Август Цесарец - Императорское королевство. Золотой юноша и его жертвы
Восстание, разумеется, еще не завершено, потому что встречаются сердитые лица, слышатся возбужденные возгласы. Составляя манифест, он не помышлял вмешиваться в это восстание, потому что хотел, чтобы народ через свободные выборы свободно выразил свою волю, и пусть видят враги, как его народ без его вмешательства высказался за него. Но час уже пробил. Кто-то здесь поминает имя Петковича, пора открыть свое инкогнито, положить конец восстанию и дать всем мир.
Он остановился перед людьми, видит: огромные толпы народа колышутся перед ним в тронном зале, все с замиранием сердца смотрят на него. Кто-то произносит слово «суд», как раз ко времени — судья явился, но не судить он будет, а прощать.
Он поднял манифест к тусклому свету разбитой лампы, но не читает его, а сочиняет в уме и произносит без запинки:
— Мы, Марко Первый, благородный Петкович из Безни, незаконно преследуемый тираном принц Рудольф Гейне Габсбургский, объявленный умершим, но воскресший и живущий в ваших сердцах, и принцесса Регина-Елена, живущая в моем сердце, ха-ха-ха, волей справедливости и народной свободы возведены на престол всех хорватов, провозглашаем народу любовь и мир.
— Разве у вас нет ключей, — язвительно пропищал председатель суда Бурмуту, — чтобы запереть этих несчастных, пока их не определят, куда следует? Это не-слы-хан-но!
Пробормотав сам не зная что, Бурмут в два прыжка подскочил к Петковичу и вырвал у него из рук бумагу.
— Принц! — прошипел он, сдерживая крик. — Вон там твой трон! — показал на камеру и попытался его оттащить. — Будь благоразумен, не серди его превосходительство! — простодушно шепчет он, как будто имеет дело со здравомыслящим человеком. — Развел здесь тары-бары!
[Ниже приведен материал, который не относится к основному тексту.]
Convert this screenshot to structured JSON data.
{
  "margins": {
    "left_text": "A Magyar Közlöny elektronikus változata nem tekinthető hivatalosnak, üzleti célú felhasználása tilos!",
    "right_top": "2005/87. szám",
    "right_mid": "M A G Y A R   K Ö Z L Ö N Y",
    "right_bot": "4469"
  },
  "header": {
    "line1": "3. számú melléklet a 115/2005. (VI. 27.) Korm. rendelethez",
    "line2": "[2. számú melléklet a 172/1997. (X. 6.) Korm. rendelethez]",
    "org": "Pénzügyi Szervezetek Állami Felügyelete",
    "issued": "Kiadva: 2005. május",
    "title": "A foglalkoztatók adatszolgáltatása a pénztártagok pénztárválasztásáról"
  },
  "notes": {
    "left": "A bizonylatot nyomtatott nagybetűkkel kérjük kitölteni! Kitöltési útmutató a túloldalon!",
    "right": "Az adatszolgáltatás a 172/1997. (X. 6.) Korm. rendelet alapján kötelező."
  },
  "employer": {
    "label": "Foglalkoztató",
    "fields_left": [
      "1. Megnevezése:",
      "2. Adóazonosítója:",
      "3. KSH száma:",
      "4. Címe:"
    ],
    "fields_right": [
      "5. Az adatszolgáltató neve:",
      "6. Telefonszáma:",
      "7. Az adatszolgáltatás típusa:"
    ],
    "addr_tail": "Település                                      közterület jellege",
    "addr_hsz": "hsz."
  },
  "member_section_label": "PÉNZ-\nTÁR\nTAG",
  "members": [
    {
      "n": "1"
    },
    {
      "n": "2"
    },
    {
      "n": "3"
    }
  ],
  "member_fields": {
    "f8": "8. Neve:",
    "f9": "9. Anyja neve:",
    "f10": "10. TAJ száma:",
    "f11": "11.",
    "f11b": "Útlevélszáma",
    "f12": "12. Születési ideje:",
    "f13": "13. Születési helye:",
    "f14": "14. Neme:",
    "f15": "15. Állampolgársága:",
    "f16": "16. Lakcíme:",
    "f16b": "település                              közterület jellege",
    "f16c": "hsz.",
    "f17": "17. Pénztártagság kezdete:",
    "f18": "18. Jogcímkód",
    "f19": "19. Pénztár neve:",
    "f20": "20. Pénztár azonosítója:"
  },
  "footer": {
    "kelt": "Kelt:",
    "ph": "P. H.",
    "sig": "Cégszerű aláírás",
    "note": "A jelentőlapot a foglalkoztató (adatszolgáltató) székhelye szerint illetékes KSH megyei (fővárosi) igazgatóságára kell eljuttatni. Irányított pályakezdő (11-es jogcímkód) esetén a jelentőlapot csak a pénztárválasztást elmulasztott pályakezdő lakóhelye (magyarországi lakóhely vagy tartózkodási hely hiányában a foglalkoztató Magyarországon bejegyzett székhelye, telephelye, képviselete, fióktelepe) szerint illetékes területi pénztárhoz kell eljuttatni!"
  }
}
Изумленный Петкович вырвался. Это агент императора, он подослан, чтобы в торжественный момент провозглашения манифеста сбить с толку и отвлечь от него народ. Но народ сам скажет свое слово! А где же манифест? Он огляделся, задержав взгляд на лицах окружающих. «Тары-бары» — это слово запало ему в душу. Неужели и этот народ тары-бары?
Тихий, тревожный шепот прошел по толпе.
— Отпустите его, Бурмут! — громко говорит инспектор.
Инспектор! Даже в этом тусклом свете Петкович узнает его и замирает с ужасом на лице. Он их всех узнал. Но это же несправедливый и кровавый суд! Кровавый! Он посмотрел на кровь рядом с трупом Мутавца и на самого Мутавца. Это тот, кого повели на казнь только за то, что посмел говорить со своим королем! А что они сделают с самим королем? Отправят его, говорят. Но куда, неужели опять в изгнание? Смерть, красная и кровавая, его собственная смерть на плахе видится ему в этом непрошеном помиловании, и кто его так страшно помиловал, если не его собственный народ? Неужели нет здесь никого, кто бы в него поверил.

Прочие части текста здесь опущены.